A Systematic Transfer Plan (STP) facilitates investors to transfer their capital from one scheme to another. This transfer is not done in a lump sum, but this transfer takes place over a period of time which enables investors to make market profits by transferring into assets when they offer higher returns. STP also works as a shock absorber as it protects the investors during market volatility. The basic principle behind the STP is the judicious transfer of fund and its utilization. As the funds naturally get adjusted in the chosen funds, the investor can get benefit from the uninterrupted and effective allocation of available resources. STP Mutual Fund can shift the investor’s financial resources between different funds operated by only a single asset management company and cannot inter-shift between multiple schemes offered by multiple companies.
STP is a suitable instrument for investors with limited financial resources. This serves both types of investors, one who wants to switch to higher return yielding assets from safer ones and vice versa.
How many types of STPs are there?
Broadly there are three categories of STP
- Flexible STP: Under this, the total funds to be transferred are decided by the investors as and when required. The investor can transfer a larger or smaller part of his current fund, depending on the volatility of the market and the projections made about the performance of the scheme.
- Fixed STP: In the case of Fixed STP, the total amount transferred from one mutual fund to another remains fixed, as decided by the investor.
- Capital Systematic Transfer Plan: Capital STP transfers the total gain from market growth of one fund to another scheme with higher growth potential.

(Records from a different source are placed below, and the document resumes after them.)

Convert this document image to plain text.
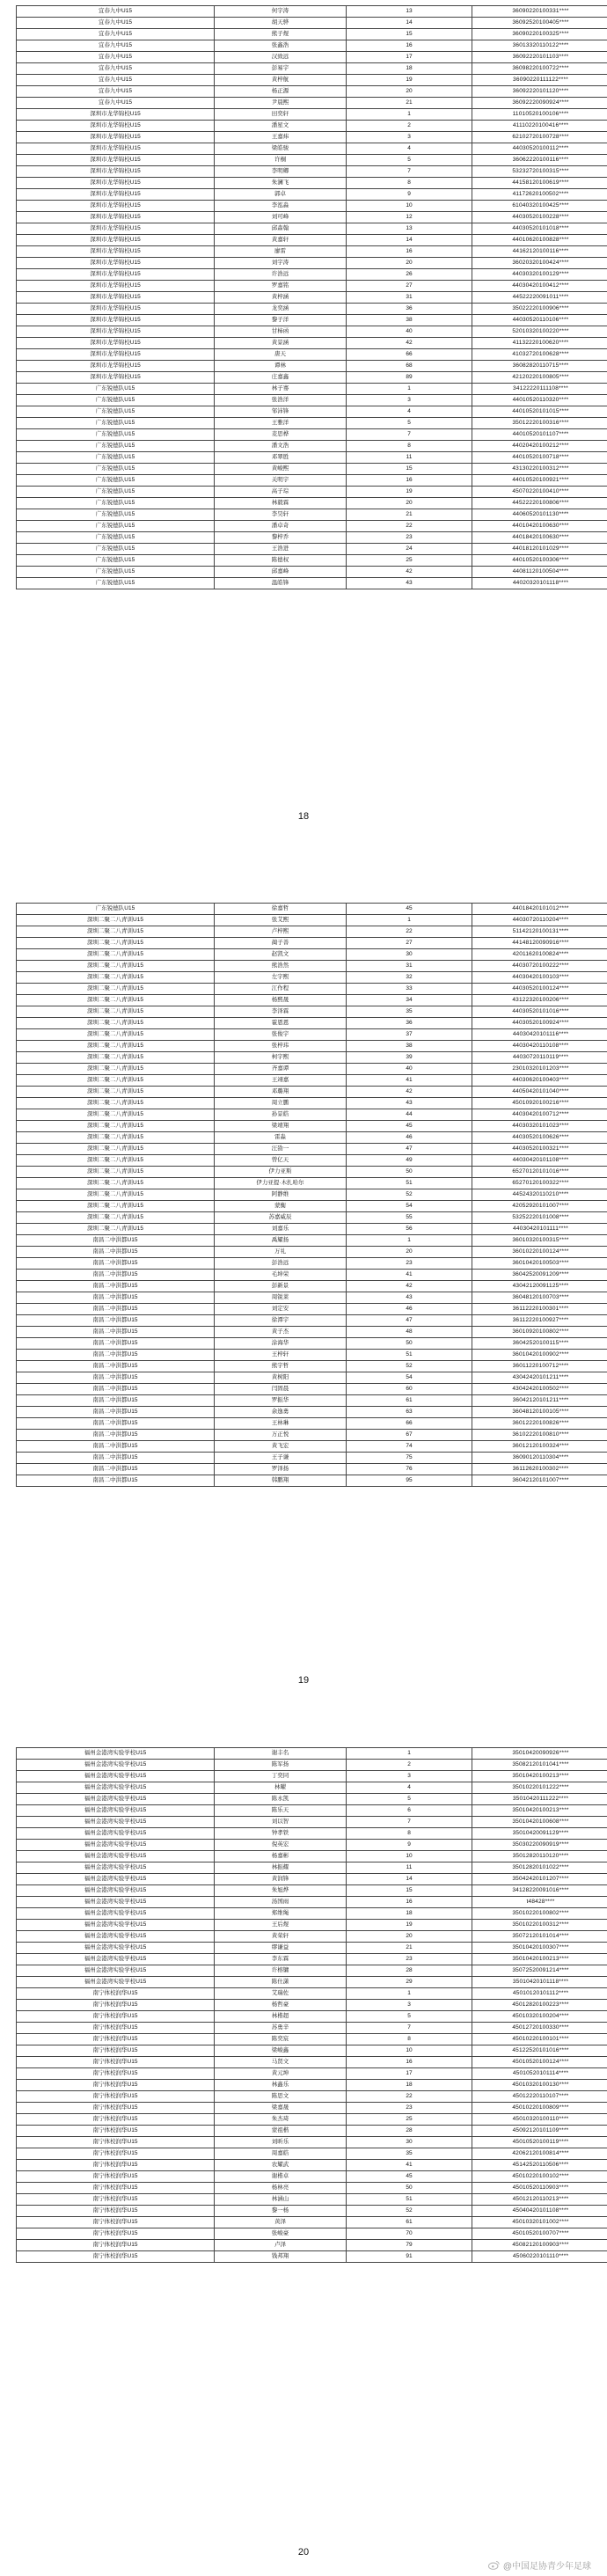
宜春九中U15	何宇涛	13	36090220100331****
宜春九中U15	胡天骅	14	36092520100405****
宜春九中U15	熊子煜	15	36090220100325****
宜春九中U15	张鑫浩	16	36013320110122****
宜春九中U15	汉致远	17	36092220101103****
宜春九中U15	彭易宇	18	36098220100722****
宜春九中U15	黄梓航	19	36090220111122****
宜春九中U15	杨正源	20	36092220101120****
宜春九中U15	尹晨熙	21	36092220090924****
深圳市龙华锦校U15	田奕轩	1	11010520100106****
深圳市龙华锦校U15	潘星文	2	41110220100416****
深圳市龙华锦校U15	王嘉炜	3	62102720100728****
深圳市龙华锦校U15	梁皓骏	4	44030520100112****
深圳市龙华锦校U15	许桐	5	36062220100116****
深圳市龙华锦校U15	李明卿	7	53232720100315****
深圳市龙华锦校U15	朱澜飞	8	44158120100619****
深圳市龙华锦校U15	郭卓	9	41172620100502****
深圳市龙华锦校U15	李泓淼	10	61040320100425****
深圳市龙华锦校U15	刘可峰	12	44030520100228****
深圳市龙华锦校U15	邱森翰	13	44030520101018****
深圳市龙华锦校U15	黄嘉轩	14	44010620100828****
深圳市龙华锦校U15	廖雷	16	44162120100116****
深圳市龙华锦校U15	刘宇涛	20	36020320100424****
深圳市龙华锦校U15	许浩远	26	44030320100129****
深圳市龙华锦校U15	罗嘉铭	27	44030420100412****
深圳市龙华锦校U15	黄梓涵	31	44522220091011****
深圳市龙华锦校U15	龙奕涵	36	35022220100906****
深圳市龙华锦校U15	黎子洋	38	44030520110106****
深圳市龙华锦校U15	甘柿函	40	52010320100220****
深圳市龙华锦校U15	黄景涵	42	41132220100620****
深圳市龙华锦校U15	唐天	66	41032720100628****
深圳市龙华锦校U15	谭林	68	36082820110715****
深圳市龙华锦校U15	庄嘉鑫	89	42120220100805****
广东锐德队U15	林子骞	1	34122220111108****
广东锐德队U15	张浩洋	3	44010520110320****
广东锐德队U15	邹沛锋	4	44010520101015****
广东锐德队U15	王雅洋	5	35012220100316****
广东锐德队U15	麦思桦	7	44010520101107****
广东锐德队U15	潘文浩	8	44020420100212****
广东锐德队U15	邓翠胜	11	44010520100718****
广东锐德队U15	黄峻熙	15	43130220100312****
广东锐德队U15	关明宇	16	44010520100921****
广东锐德队U15	高子琮	19	45070220100410****
广东锐德队U15	林毅霖	20	44522220100806****
广东锐德队U15	李昊轩	21	44060520101130****
广东锐德队U15	潘卓奇	22	44010420100630****
广东锐德队U15	黎梓乔	23	44018420100630****
广东锐德队U15	王浩进	24	44018120101029****
广东锐德队U15	陈德权	25	44010520100306****
广东锐德队U15	邱嘉峰	42	44081120100504****
广东锐德队U15	温皓锋	43	44020320101118****
18
广东锐德队U15	徐嘉哲	45	44018420101012****
深圳二聚二八青训U15	张艾熙	1	44030720110204****
深圳二聚二八青训U15	卢梓熙	22	51142120100131****
深圳二聚二八青训U15	蔺子善	27	44148120090916****
深圳二聚二八青训U15	赵凯文	30	42011620100824****
深圳二聚二八青训U15	熊浩然	31	44030720100222****
深圳二聚二八青训U15	左宇熙	32	44030420100103****
深圳二聚二八青训U15	江作程	33	44030520100124****
深圳二聚二八青训U15	杨熙晟	34	43122320100206****
深圳二聚二八青训U15	李泽霖	35	44030520101016****
深圳二聚二八青训U15	霍恩恩	36	44030520100924****
深圳二聚二八青训U15	张俊宇	37	44030420101116****
深圳二聚二八青训U15	张梓玮	38	44030420110108****
深圳二聚二八青训U15	柯宇熙	39	44030720110119****
深圳二聚二八青训U15	齐嘉谭	40	23010320101203****
深圳二聚二八青训U15	王翊嘉	41	44030620100403****
深圳二聚二八青训U15	邓璐翔	42	44050420101040****
深圳二聚二八青训U15	周立鹏	43	45010920100216****
深圳二聚二八青训U15	孙景皓	44	44030420100712****
深圳二聚二八青训U15	梁靖翔	45	44030320101023****
深圳二聚二八青训U15	雷淼	46	44030520100626****
深圳二聚二八青训U15	汪劭一	47	44030520100321****
深圳二聚二八青训U15	曾亿天	49	44030420101108****
深圳二聚二八青训U15	伊力亚斯	50	65270120101016****
深圳二聚二八青训U15	伊力亚提·木扎哈尔	51	65270120100322****
深圳二聚二八青训U15	阿静维	52	44524320110210****
深圳二聚二八青训U15	蒙衡	54	42052920101007****
深圳二聚二八青训U15	苏嘉威辰	55	53252220101008****
深圳二聚二八青训U15	刘嘉乐	56	44030420101111****
南昌二中洪都U15	禹耀扬	1	36010320100315****
南昌二中洪都U15	万礼	20	36010220100124****
南昌二中洪都U15	彭浩远	23	36010420100503****
南昌二中洪都U15	毛坤荣	41	36042520091209****
南昌二中洪都U15	彭新景	42	43042120091125****
南昌二中洪都U15	周锐莱	43	36048120100703****
南昌二中洪都U15	刘定安	46	36112220100301****
南昌二中洪都U15	徐潭宇	47	36112220100927****
南昌二中洪都U15	黄子杰	48	36010920100802****
南昌二中洪都U15	涂海华	50	36042520100115****
南昌二中洪都U15	王梓轩	51	36010420100902****
南昌二中洪都U15	熊宇哲	52	36011220100712****
南昌二中洪都U15	黄树阳	54	43042420101211****
南昌二中洪都U15	闫固晨	60	43042420100502****
南昌二中洪都U15	罗振华	61	36042120101211****
南昌二中洪都U15	余逸勇	63	36048120100105****
南昌二中洪都U15	王林琳	66	36012220100826****
南昌二中洪都U15	万正悦	67	36102220100810****
南昌二中洪都U15	黄飞宏	74	36012120100324****
南昌二中洪都U15	王子谦	75	36090120110304****
南昌二中洪都U15	罗泽扬	76	36112620100302****
南昌二中洪都U15	韩鹏翔	95	36042120101007****
19
福州金港湾实验学校U15	谢丰名	1	35010420090926****
福州金港湾实验学校U15	陈军扬	2	35082120101041****
福州金港湾实验学校U15	丁奕同	3	35010420100213****
福州金港湾实验学校U15	林曜	4	35010220101222****
福州金港湾实验学校U15	陈永凯	5	35010420111222****
福州金港湾实验学校U15	陈乐天	6	35010420100213****
福州金港湾实验学校U15	刘以智	7	35010420100608****
福州金港湾实验学校U15	钟孝铁	8	35010420091129****
福州金港湾实验学校U15	倪英宏	9	35030220090919****
福州金港湾实验学校U15	杨嘉彬	10	35012820110120****
福州金港湾实验学校U15	林振耀	11	35012820101022****
福州金港湾实验学校U15	黄润锋	14	35042420101207****
福州金港湾实验学校U15	朱旭烨	15	34128220091016****
福州金港湾实验学校U15	汤国雨	16	t48428****
福州金港湾实验学校U15	郑维绳	18	35010220100802****
福州金港湾实验学校U15	王后煜	19	35010220100312****
福州金港湾实验学校U15	黄荣轩	20	35072120101014****
福州金港湾实验学校U15	缪谦益	21	35010420100307****
福州金港湾实验学校U15	李东霖	23	35010420100213****
福州金港湾实验学校U15	许榕镛	28	35072520091214****
福州金港湾实验学校U15	陈仕潇	29	35010420101118****
南宁体校润华U15	艾瑞佐	1	45010120101112****
南宁体校润华U15	杨哲豪	3	45012820100223****
南宁体校润华U15	林楷超	5	45010320100204****
南宁体校润华U15	苏勇辛	7	45012720100330****
南宁体校润华U15	陈奕宸	8	45010220100101****
南宁体校润华U15	梁峻鑫	10	45122520101016****
南宁体校润华U15	马贤文	16	45010520100124****
南宁体校润华U15	黄元坤	17	45010520101114****
南宁体校润华U15	林鑫乐	18	45010320100130****
南宁体校润华U15	陈思文	22	45012220110107****
南宁体校润华U15	梁嘉晟	23	45010220100809****
南宁体校润华U15	朱杰琦	25	45010320100110****
南宁体校润华U15	蒙祖楷	28	45092120101109****
南宁体校润华U15	刘昕乐	30	45010520100119****
南宁体校润华U15	周嘉皓	35	42062120100814****
南宁体校润华U15	农耀武	41	45142520110506****
南宁体校润华U15	谢楷卓	45	45010220100102****
南宁体校润华U15	杨林亮	50	45010520110903****
南宁体校润华U15	林涵山	51	45012120110213****
南宁体校润华U15	黎一杨	52	45040420101108****
南宁体校润华U15	黄泽	61	45010320101002****
南宁体校润华U15	张峻豪	70	45010520100707****
南宁体校润华U15	卢泽	79	45082120100903****
南宁体校润华U15	钱邦翔	91	45060220101110****
20
@中国足协青少年足球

Why investor should choose STP?
Well, the primary reason is that it protects investors from market volatility. Besides, other benefits of STP are.

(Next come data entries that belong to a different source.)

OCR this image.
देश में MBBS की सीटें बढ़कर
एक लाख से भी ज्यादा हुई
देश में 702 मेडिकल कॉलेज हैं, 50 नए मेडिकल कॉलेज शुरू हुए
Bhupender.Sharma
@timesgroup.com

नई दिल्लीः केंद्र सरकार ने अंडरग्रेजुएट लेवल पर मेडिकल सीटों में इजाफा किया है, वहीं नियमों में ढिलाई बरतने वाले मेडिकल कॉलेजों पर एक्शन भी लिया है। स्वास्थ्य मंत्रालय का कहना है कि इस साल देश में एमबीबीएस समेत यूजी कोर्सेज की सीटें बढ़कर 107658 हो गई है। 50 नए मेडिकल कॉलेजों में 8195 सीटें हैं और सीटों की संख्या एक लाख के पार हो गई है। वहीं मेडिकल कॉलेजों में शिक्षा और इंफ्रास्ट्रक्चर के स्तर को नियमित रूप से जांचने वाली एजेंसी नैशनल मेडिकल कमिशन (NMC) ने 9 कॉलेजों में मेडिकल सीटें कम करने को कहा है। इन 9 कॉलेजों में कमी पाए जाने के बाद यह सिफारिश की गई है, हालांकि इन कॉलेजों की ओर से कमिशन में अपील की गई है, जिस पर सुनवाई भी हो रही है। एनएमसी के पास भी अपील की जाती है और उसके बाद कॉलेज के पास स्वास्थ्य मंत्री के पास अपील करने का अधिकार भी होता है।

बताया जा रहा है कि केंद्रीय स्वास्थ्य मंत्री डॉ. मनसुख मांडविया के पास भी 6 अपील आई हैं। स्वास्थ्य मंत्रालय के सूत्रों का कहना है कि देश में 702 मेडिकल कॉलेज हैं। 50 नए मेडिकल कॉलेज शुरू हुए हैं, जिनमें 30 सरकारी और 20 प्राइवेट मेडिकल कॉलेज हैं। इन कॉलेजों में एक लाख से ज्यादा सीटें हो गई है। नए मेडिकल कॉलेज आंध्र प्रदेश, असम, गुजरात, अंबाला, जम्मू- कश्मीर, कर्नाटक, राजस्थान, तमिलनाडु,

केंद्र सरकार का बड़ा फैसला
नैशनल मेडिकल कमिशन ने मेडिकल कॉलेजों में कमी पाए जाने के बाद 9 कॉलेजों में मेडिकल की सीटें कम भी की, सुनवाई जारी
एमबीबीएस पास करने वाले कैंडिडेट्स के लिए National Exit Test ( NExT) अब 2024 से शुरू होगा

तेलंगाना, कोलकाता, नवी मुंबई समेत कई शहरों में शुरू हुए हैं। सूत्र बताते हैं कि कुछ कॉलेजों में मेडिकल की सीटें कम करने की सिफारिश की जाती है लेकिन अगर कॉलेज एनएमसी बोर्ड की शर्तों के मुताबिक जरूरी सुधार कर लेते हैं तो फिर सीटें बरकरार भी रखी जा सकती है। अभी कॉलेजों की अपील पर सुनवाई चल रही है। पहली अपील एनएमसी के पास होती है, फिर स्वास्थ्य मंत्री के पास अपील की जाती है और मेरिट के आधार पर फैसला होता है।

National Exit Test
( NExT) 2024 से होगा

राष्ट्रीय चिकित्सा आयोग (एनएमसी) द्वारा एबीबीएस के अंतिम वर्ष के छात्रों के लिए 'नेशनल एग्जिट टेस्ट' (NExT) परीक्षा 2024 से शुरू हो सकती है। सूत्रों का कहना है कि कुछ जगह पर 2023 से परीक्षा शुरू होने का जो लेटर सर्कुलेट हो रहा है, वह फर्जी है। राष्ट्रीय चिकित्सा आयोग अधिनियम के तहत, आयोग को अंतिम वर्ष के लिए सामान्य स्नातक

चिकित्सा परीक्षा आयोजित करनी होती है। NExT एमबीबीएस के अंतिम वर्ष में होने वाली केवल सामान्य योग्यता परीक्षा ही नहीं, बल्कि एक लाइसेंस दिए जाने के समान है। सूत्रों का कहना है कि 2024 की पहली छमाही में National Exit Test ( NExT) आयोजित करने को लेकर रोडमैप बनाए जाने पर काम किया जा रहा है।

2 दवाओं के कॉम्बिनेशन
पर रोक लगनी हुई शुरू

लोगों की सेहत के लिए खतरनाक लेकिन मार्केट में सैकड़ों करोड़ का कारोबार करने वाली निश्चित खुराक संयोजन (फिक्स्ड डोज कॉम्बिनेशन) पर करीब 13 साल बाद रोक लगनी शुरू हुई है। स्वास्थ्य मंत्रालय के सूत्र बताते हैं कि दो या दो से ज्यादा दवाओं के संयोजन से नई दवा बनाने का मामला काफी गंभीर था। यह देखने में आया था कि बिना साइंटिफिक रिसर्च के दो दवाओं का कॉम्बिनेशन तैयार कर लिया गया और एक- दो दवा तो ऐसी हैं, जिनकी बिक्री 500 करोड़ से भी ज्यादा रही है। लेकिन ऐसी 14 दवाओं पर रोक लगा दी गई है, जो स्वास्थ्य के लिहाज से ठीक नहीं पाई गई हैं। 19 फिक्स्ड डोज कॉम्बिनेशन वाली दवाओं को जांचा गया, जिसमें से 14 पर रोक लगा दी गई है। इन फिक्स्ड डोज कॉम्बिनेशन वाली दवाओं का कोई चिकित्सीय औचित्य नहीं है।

- During the bad economic phase, investors can transfer their capital into a safer investment like debt funds.
- Saves both the time and effort of the investor.
- Easier for investors to come out of poor-performing assets. STPs allows investors to gain higher returns through shifting to a more profitable venture during the market boom.

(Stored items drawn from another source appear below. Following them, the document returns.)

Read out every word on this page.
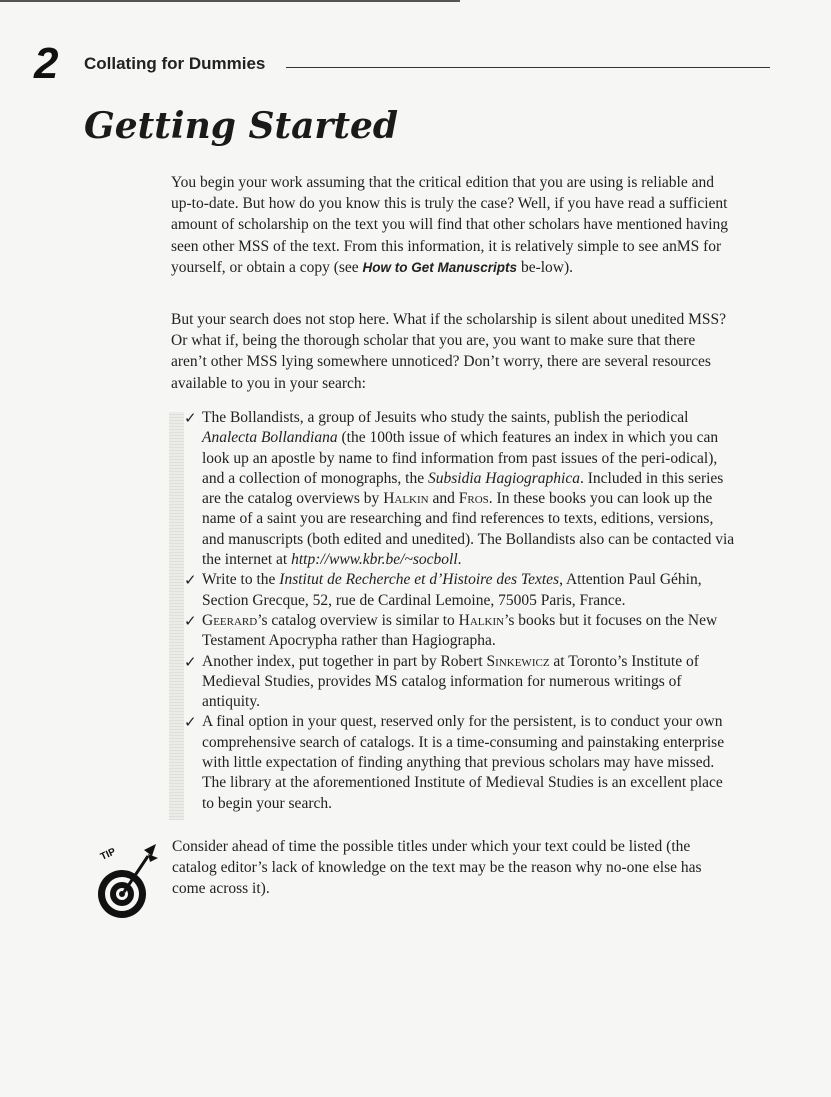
2 Collating for Dummies
Getting Started

You begin your work assuming that the critical edition that you are using is reliable and up-to-date. But how do you know this is truly the case? Well, if you have read a sufficient amount of scholarship on the text you will find that other scholars have mentioned having seen other MSS of the text. From this information, it is relatively simple to see anMS for yourself, or obtain a copy (see How to Get Manuscripts be-low).

But your search does not stop here. What if the scholarship is silent about unedited MSS? Or what if, being the thorough scholar that you are, you want to make sure that there aren’t other MSS lying somewhere unnoticed? Don’t worry, there are several resources available to you in your search:

✓ The Bollandists, a group of Jesuits who study the saints, publish the periodical Analecta Bollandiana (the 100th issue of which features an index in which you can look up an apostle by name to find information from past issues of the peri-odical), and a collection of monographs, the Subsidia Hagiographica. Included in this series are the catalog overviews by Halkin and Fros. In these books you can look up the name of a saint you are researching and find references to texts, editions, versions, and manuscripts (both edited and unedited). The Bollandists also can be contacted via the internet at http://www.kbr.be/~socboll.
✓ Write to the Institut de Recherche et d’Histoire des Textes, Attention Paul Géhin, Section Grecque, 52, rue de Cardinal Lemoine, 75005 Paris, France.
✓ Geerard’s catalog overview is similar to Halkin’s books but it focuses on the New Testament Apocrypha rather than Hagiographa.
✓ Another index, put together in part by Robert Sinkewicz at Toronto’s Institute of Medieval Studies, provides MS catalog information for numerous writings of antiquity.
✓ A final option in your quest, reserved only for the persistent, is to conduct your own comprehensive search of catalogs. It is a time-consuming and painstaking enterprise with little expectation of finding anything that previous scholars may have missed. The library at the aforementioned Institute of Medieval Studies is an excellent place to begin your search.
TIP	Consider ahead of time the possible titles under which your text could be listed (the catalog editor’s lack of knowledge on the text may be the reason why no-one else has come across it).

- It facilitates investing in other funds without the process of redemption.
- Each transfer under the STP is subjected to tax deductions, provided capital gains are incurred. One can save Capital gain tax, as you can transfer funds from one scheme to another without redemption.
What you should know before opting for STP?
- The STP investment scheme was designed for long term arrangement and hence windfall returns should not be expected immediately.
- In addition, if STP is chosen, the investor should have a sound knowledge of the market trends and patterns.
- One must check the exit load and tax deductions of various schemes before choosing any Systematic Transfer Plans.